The report released Thursday said that informed and regular government oversight is indicative of authorities’ interest and helps ensure institutions perform better.
During the monitored quarter, FAFEN governance monitors visited 100 police stations, 65 of which were in Punjab, 18 in Khyber Pakhtunkhwa (KP), nine in Sindh and eight in Balochistan.
Of the total visits by government officials/elected representatives, 52 were made to police stations in Punjab, 12 in KP and five in Balochistan but none to nine police stations monitored in Sindh.
The most visits were by District Police Officers (42), followed by Regional Police Officers (7), provincial minister, federal minister, MPA and a leading area notable (1 each). An additional 16 visits were by some other elected representatives/government officials.
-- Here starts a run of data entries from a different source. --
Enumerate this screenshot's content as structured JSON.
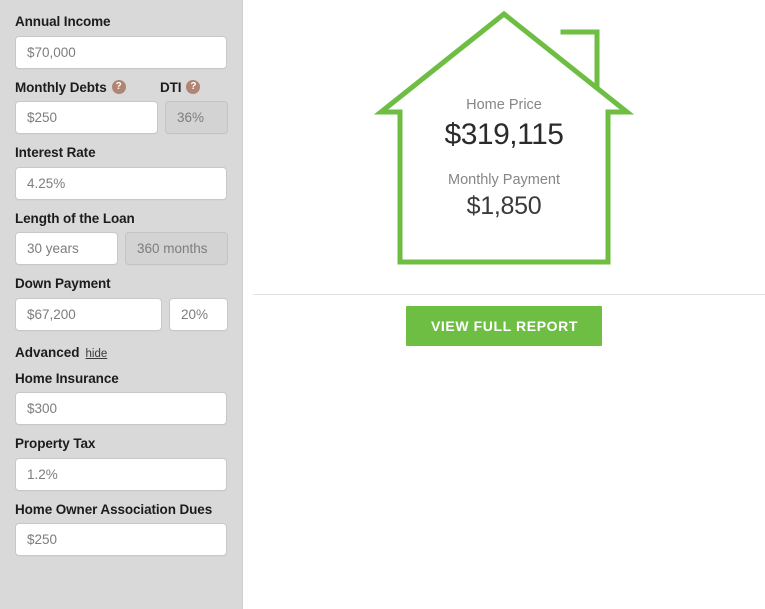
{
  "accent": {
    "green": "#6fbe44",
    "house_outline": "#6fbe44",
    "help_icon": "#b08573",
    "sidebar_bg": "#d9d9d9"
  },
  "sidebar": {
    "fields": [
      {
        "id": "annual-income",
        "label": "Annual Income",
        "value": "$70,000",
        "placeholder": "$70,000",
        "help": null
      },
      {
        "id": "monthly-debts",
        "label": "Monthly Debts",
        "value": "$250",
        "placeholder": "$250",
        "help": "?"
      },
      {
        "id": "dti",
        "label": "DTI",
        "value": "36%",
        "placeholder": "36%",
        "help": "?",
        "readonly": true
      },
      {
        "id": "interest-rate",
        "label": "Interest Rate",
        "value": "4.25%",
        "placeholder": "4.25%",
        "help": null
      },
      {
        "id": "loan-length-years",
        "label": "Length of the Loan",
        "value": "30 years",
        "placeholder": "30 years",
        "help": null
      },
      {
        "id": "loan-length-months",
        "label": "",
        "value": "360 months",
        "placeholder": "360 months",
        "readonly": true
      },
      {
        "id": "down-payment",
        "label": "Down Payment",
        "value": "$67,200",
        "placeholder": "$67,200",
        "help": null
      },
      {
        "id": "down-payment-percent",
        "label": "",
        "value": "20%",
        "placeholder": "20%"
      },
      {
        "id": "home-insurance",
        "label": "Home Insurance",
        "value": "$300",
        "placeholder": "$300",
        "help": null
      },
      {
        "id": "property-tax",
        "label": "Property Tax",
        "value": "1.2%",
        "placeholder": "1.2%",
        "help": null
      },
      {
        "id": "hoa-dues",
        "label": "Home Owner Association Dues",
        "value": "$250",
        "placeholder": "$250",
        "help": null
      }
    ],
    "advanced": {
      "title": "Advanced",
      "toggle_label": "hide"
    },
    "help_glyph": "?"
  },
  "results": {
    "home_price_label": "Home Price",
    "home_price_value": "$319,115",
    "monthly_payment_label": "Monthly Payment",
    "monthly_payment_value": "$1,850"
  },
  "cta": {
    "view_full_report_label": "VIEW FULL REPORT"
  }
}
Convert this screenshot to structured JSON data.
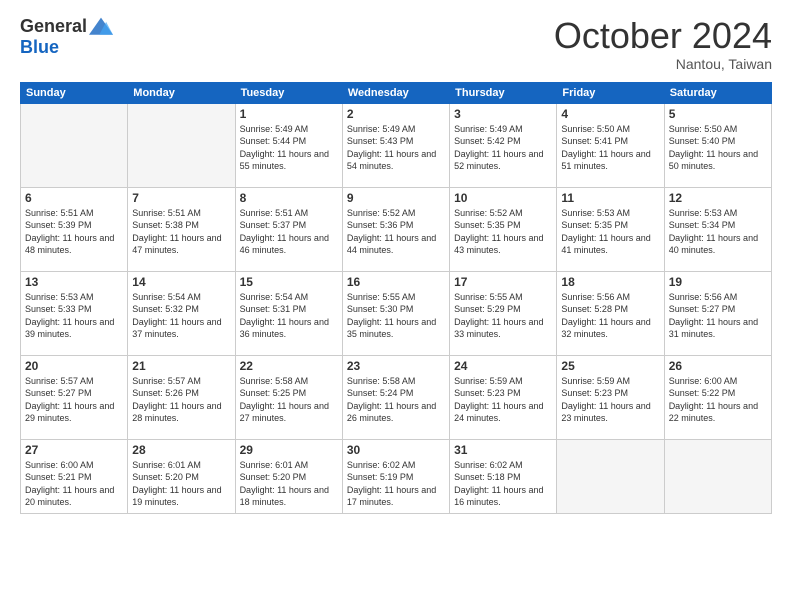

Most of these visits were routine and monitoring ones while some were surprise visits and a few others were meant to check attendance and issues faced by staff and inmates.
Ignorance and non-compliance with government’s Access to Information Policy was also observed at police stations monitored in Punjab and Sindh. Although it has been several years since this policy was adopted, Station House Officers (SHOs) at 22 police stations in Punjab and two in Sindh were not aware of it. On the other hand, another 16 police stations in Punjab and three in Sindh did not have draft of Access to Information Policy.
Thirty eight police stations in Punjab and eight in Sindh were not maintaining a separate register to record requests seeking information. Also, there were no Information Access Officers appointed at 38 police stations in Punjab and seven in Sindh.
Copies of challans presented in courts were not accessible to public at 46 police stations in Punjab and one in Sindh. The situation with regard to FIRs was better though, copies of which were accessible to the public at 62 police stations in Punjab and seven in Sindh.
Police record showed that 41 of the 65 police stations monitored in Punjab and seven out of nine in Sindh never received any request for information.
The occupancy rate at police stations was found to be satisfactory with at least three-fourths of the sanctioned positions occupied in each region. Balochistan had the highest occupancy rate of 91% of male staff, followed by KP (87%), Punjab (82%) and Sindh (75%).
FAFEN observers reported that all SHOs were cooperative and allowed observation of police stations. The monitoring showed electricity connections were available at all but three police stations but five had no fans and 26 were without arrangements for clean drinking water. Ninety four police stations had telephone/wireless connections.
There were 520 vehicles at 99 police stations, an average of five vehicles per station. There were only four police stations that were not getting fuel from the relevant department.
FAFEN observers interviewed one person at each police station to assess police behaviour. Seventeen people complained the law enforcers sought money for registering FIRs while 13 said police asked for non-fiscal benefits.
People at 22 police stations complained police sought logistical support for investigating registered cases. Eleven people said police avoided registering FIRs. Moreover, 10 people complained they were asked to bring stationery to have their FIRs lodged.